Global Dialogue on AI Governance (UN)
I had the honor to join the UN Global Dialogue on AI Governance from its very first steps, bringing in a business‑side view from enterprises that actually develop and deploy AI. For me, this UN initiative matters because AI is already shaping everyday decisions in organisations, while global rules and coordination are still catching up.
Let’s be brutally honest: the biggest risk for this Dialogue is not only geopolitics, but that it stays exactly where its name suggests – in endless discussion. Talking is needed so people from across the globe understand each other, but if it stops there, nothing changes in real life.

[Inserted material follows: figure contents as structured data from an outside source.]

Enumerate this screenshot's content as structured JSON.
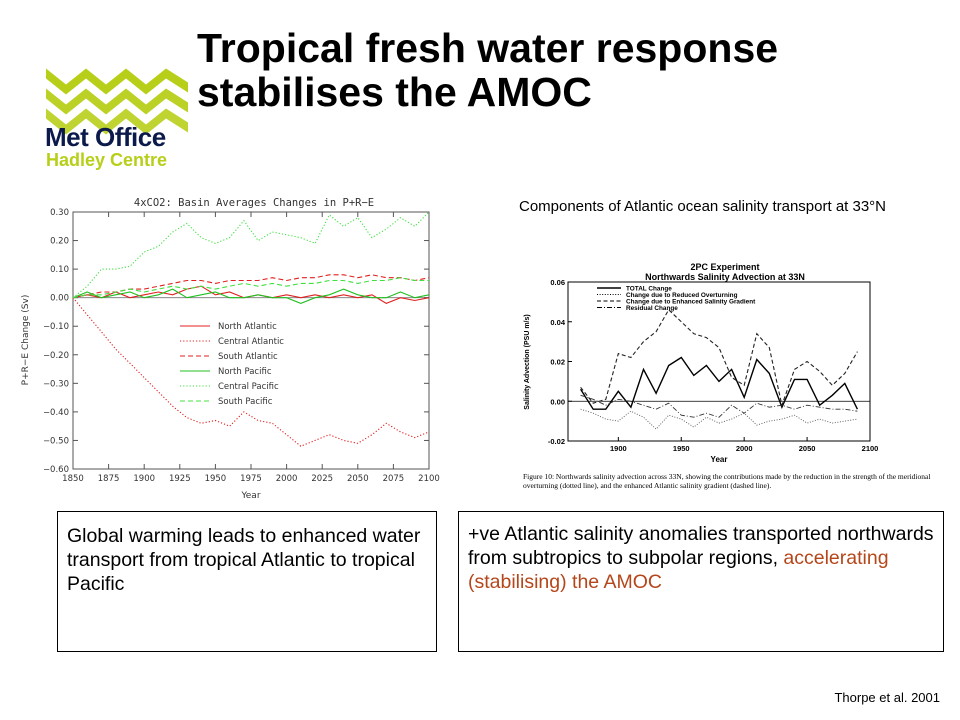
{
  "slide": {
    "title": "Tropical fresh water response stabilises the AMOC",
    "logo_line1": "Met Office",
    "logo_line2": "Hadley Centre",
    "right_caption": "Components of Atlantic ocean salinity transport at 33°N",
    "left_box": "Global warming leads to enhanced water transport from tropical Atlantic to tropical Pacific",
    "right_box_plain": "+ve Atlantic salinity anomalies transported northwards from subtropics to subpolar regions, ",
    "right_box_accent": "accelerating (stabilising)  the AMOC",
    "citation": "Thorpe et al. 2001",
    "colors": {
      "logo_green": "#b8cf1a",
      "logo_navy": "#0b1a4a",
      "accent": "#b5461a"
    }
  },
  "chart_data": [
    {
      "type": "line",
      "title": "4xCO2:  Basin Averages Changes in P+R−E",
      "xlabel": "Year",
      "ylabel": "P+R−E  Change  (Sv)",
      "xlim": [
        1850,
        2100
      ],
      "ylim": [
        -0.6,
        0.3
      ],
      "xticks": [
        1850,
        1875,
        1900,
        1925,
        1950,
        1975,
        2000,
        2025,
        2050,
        2075,
        2100
      ],
      "yticks": [
        -0.6,
        -0.5,
        -0.4,
        -0.3,
        -0.2,
        -0.1,
        0.0,
        0.1,
        0.2,
        0.3
      ],
      "ytick_labels": [
        "−0.60",
        "−0.50",
        "−0.40",
        "−0.30",
        "−0.20",
        "−0.10",
        "0.00",
        "0.10",
        "0.20",
        "0.30"
      ],
      "legend_position": "center",
      "x": [
        1850,
        1860,
        1870,
        1880,
        1890,
        1900,
        1910,
        1920,
        1930,
        1940,
        1950,
        1960,
        1970,
        1980,
        1990,
        2000,
        2010,
        2020,
        2030,
        2040,
        2050,
        2060,
        2070,
        2080,
        2090,
        2100
      ],
      "series": [
        {
          "name": "North Atlantic",
          "color": "#e02020",
          "dash": "solid",
          "values": [
            0.0,
            0.01,
            0.0,
            0.02,
            0.0,
            0.01,
            0.02,
            0.01,
            0.03,
            0.04,
            0.01,
            0.02,
            0.0,
            0.01,
            0.0,
            0.01,
            0.0,
            0.01,
            0.0,
            0.01,
            0.0,
            0.01,
            -0.02,
            0.0,
            -0.01,
            0.0
          ]
        },
        {
          "name": "Central Atlantic",
          "color": "#e02020",
          "dash": "dot",
          "values": [
            0.0,
            -0.06,
            -0.12,
            -0.18,
            -0.23,
            -0.28,
            -0.33,
            -0.38,
            -0.42,
            -0.44,
            -0.43,
            -0.45,
            -0.4,
            -0.43,
            -0.44,
            -0.48,
            -0.52,
            -0.5,
            -0.48,
            -0.5,
            -0.51,
            -0.48,
            -0.44,
            -0.47,
            -0.49,
            -0.47
          ]
        },
        {
          "name": "South Atlantic",
          "color": "#e02020",
          "dash": "dash",
          "values": [
            0.0,
            0.01,
            0.02,
            0.02,
            0.03,
            0.03,
            0.04,
            0.05,
            0.06,
            0.06,
            0.05,
            0.06,
            0.06,
            0.06,
            0.07,
            0.06,
            0.07,
            0.07,
            0.08,
            0.08,
            0.07,
            0.08,
            0.07,
            0.07,
            0.06,
            0.07
          ]
        },
        {
          "name": "North Pacific",
          "color": "#20c020",
          "dash": "solid",
          "values": [
            0.0,
            0.02,
            0.0,
            0.01,
            0.02,
            0.0,
            0.01,
            0.03,
            0.0,
            0.01,
            0.02,
            0.0,
            0.0,
            0.01,
            0.0,
            0.0,
            -0.02,
            0.0,
            0.01,
            0.03,
            0.01,
            0.0,
            0.0,
            0.02,
            0.0,
            0.01
          ]
        },
        {
          "name": "Central Pacific",
          "color": "#40e040",
          "dash": "dot",
          "values": [
            0.0,
            0.04,
            0.1,
            0.1,
            0.11,
            0.16,
            0.18,
            0.23,
            0.26,
            0.21,
            0.19,
            0.21,
            0.27,
            0.2,
            0.23,
            0.22,
            0.21,
            0.19,
            0.29,
            0.25,
            0.28,
            0.21,
            0.24,
            0.28,
            0.25,
            0.3
          ]
        },
        {
          "name": "South Pacific",
          "color": "#40e040",
          "dash": "dash",
          "values": [
            0.0,
            0.01,
            0.01,
            0.02,
            0.03,
            0.02,
            0.03,
            0.04,
            0.03,
            0.04,
            0.03,
            0.04,
            0.05,
            0.04,
            0.05,
            0.04,
            0.05,
            0.05,
            0.06,
            0.06,
            0.05,
            0.06,
            0.06,
            0.07,
            0.06,
            0.06
          ]
        }
      ]
    },
    {
      "type": "line",
      "title": "2PC Experiment",
      "subtitle": "Northwards Salinity Advection at 33N",
      "xlabel": "Year",
      "ylabel": "Salinity Advection (PSU m/s)",
      "xlim": [
        1860,
        2100
      ],
      "ylim": [
        -0.02,
        0.06
      ],
      "xticks": [
        1900,
        1950,
        2000,
        2050,
        2100
      ],
      "yticks": [
        -0.02,
        0.0,
        0.02,
        0.04,
        0.06
      ],
      "ytick_labels": [
        "-0.02",
        "0.00",
        "0.02",
        "0.04",
        "0.06"
      ],
      "legend_position": "top-left",
      "figure_caption": "Figure 10:  Northwards salinity advection across 33N, showing the contributions made by the reduction in the strength of the meridional overturning (dotted line), and the enhanced Atlantic salinity gradient (dashed line).",
      "x": [
        1870,
        1880,
        1890,
        1900,
        1910,
        1920,
        1930,
        1940,
        1950,
        1960,
        1970,
        1980,
        1990,
        2000,
        2010,
        2020,
        2030,
        2040,
        2050,
        2060,
        2070,
        2080,
        2090
      ],
      "series": [
        {
          "name": "TOTAL Change",
          "dash": "solid",
          "values": [
            0.006,
            -0.004,
            -0.004,
            0.005,
            -0.003,
            0.016,
            0.004,
            0.018,
            0.022,
            0.013,
            0.018,
            0.01,
            0.016,
            0.002,
            0.021,
            0.014,
            -0.003,
            0.011,
            0.011,
            -0.002,
            0.003,
            0.009,
            -0.004
          ]
        },
        {
          "name": "Change due to Reduced Overturning",
          "dash": "dot",
          "values": [
            -0.004,
            -0.006,
            -0.009,
            -0.01,
            -0.005,
            -0.008,
            -0.014,
            -0.007,
            -0.009,
            -0.013,
            -0.008,
            -0.011,
            -0.009,
            -0.006,
            -0.012,
            -0.01,
            -0.009,
            -0.007,
            -0.011,
            -0.009,
            -0.011,
            -0.01,
            -0.009
          ]
        },
        {
          "name": "Change due to Enhanced Salinity Gradient",
          "dash": "dash",
          "values": [
            0.007,
            -0.001,
            0.001,
            0.024,
            0.022,
            0.03,
            0.035,
            0.046,
            0.04,
            0.034,
            0.032,
            0.027,
            0.012,
            0.008,
            0.034,
            0.027,
            -0.002,
            0.016,
            0.02,
            0.015,
            0.008,
            0.014,
            0.025
          ]
        },
        {
          "name": "Residual Change",
          "dash": "dashdot",
          "values": [
            0.003,
            0.001,
            -0.002,
            0.001,
            0.0,
            -0.002,
            -0.004,
            -0.001,
            -0.007,
            -0.008,
            -0.006,
            -0.008,
            -0.002,
            -0.006,
            -0.001,
            -0.003,
            -0.002,
            -0.004,
            -0.002,
            -0.003,
            -0.004,
            -0.004,
            -0.005
          ]
        }
      ]
    }
  ]
}
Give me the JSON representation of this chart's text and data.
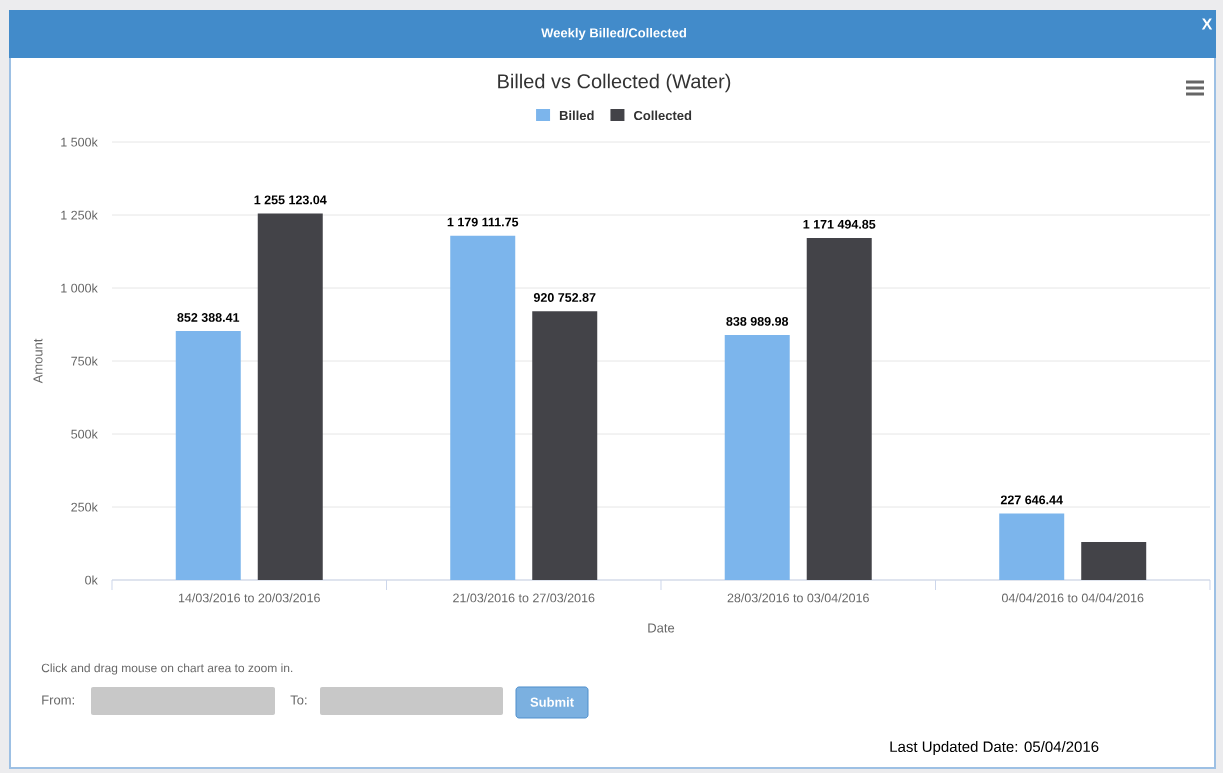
{
  "chart_data": {
    "type": "bar",
    "title": "Billed vs Collected (Water)",
    "xlabel": "Date",
    "ylabel": "Amount",
    "categories": [
      "14/03/2016 to 20/03/2016",
      "21/03/2016 to 27/03/2016",
      "28/03/2016 to 03/04/2016",
      "04/04/2016 to 04/04/2016"
    ],
    "series": [
      {
        "name": "Billed",
        "color": "#7cb5ec",
        "values": [
          852388.41,
          1179111.75,
          838989.98,
          227646.44
        ],
        "value_labels": [
          "852 388.41",
          "1 179 111.75",
          "838 989.98",
          "227 646.44"
        ]
      },
      {
        "name": "Collected",
        "color": "#434348",
        "values": [
          1255123.04,
          920752.87,
          1171494.85,
          130000
        ],
        "value_labels": [
          "1 255 123.04",
          "920 752.87",
          "1 171 494.85",
          null
        ]
      }
    ],
    "ylim": [
      0,
      1500000
    ],
    "yticks": [
      {
        "value": 0,
        "label": "0k"
      },
      {
        "value": 250000,
        "label": "250k"
      },
      {
        "value": 500000,
        "label": "500k"
      },
      {
        "value": 750000,
        "label": "750k"
      },
      {
        "value": 1000000,
        "label": "1 000k"
      },
      {
        "value": 1250000,
        "label": "1 250k"
      },
      {
        "value": 1500000,
        "label": "1 500k"
      }
    ],
    "grid": "y",
    "legend": "top",
    "annotations": [
      "Weekly Billed/Collected",
      "X",
      "Click and drag mouse on chart area to zoom in.",
      "From:",
      "To:",
      "Submit",
      "Last Updated Date: 05/04/2016"
    ]
  }
}
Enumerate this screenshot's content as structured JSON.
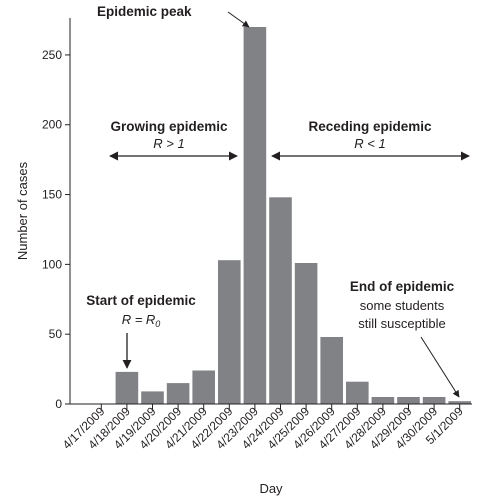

I proposed that the Dialogue actively brings enterprises into the room to share concrete practices: how they design oversight into systems, how they monitor AI in production, how they handle incidents, how they shape the market by taking responsible choices. Based on these real examples, the UN process could build simple global guidance and “starter” standards – from basic setups for smaller organisations to more advanced models for complex environments – so responsible AI becomes something you can actually implement, step by step, not just a slogan.
ITU AI Working Groups
Alongside the UN Dialogue, I also contribute to AI and cybersecurity work at the International Telecommunication Union (ITU), including the Agentic AI for Smart Cities Group and the Cybersecurity Working Group. ITU may sound technical, but it has very real impact: it shapes standards for digital infrastructure, networks and cybersecurity that end up embedded in how our systems and services work worldwide.
These groups bring together the biggest institutional and private‑sector players, which means that what is agreed there can quickly influence how technology is built, secured and deployed in practice. My role is to bring in a grounded governance and rights‑aware perspective, so that AI‑driven digitalisation and cybersecurity standards support not only efficiency and connectivity, but also safety, accountability and workable, real‑world compliance for organisations of different sizes.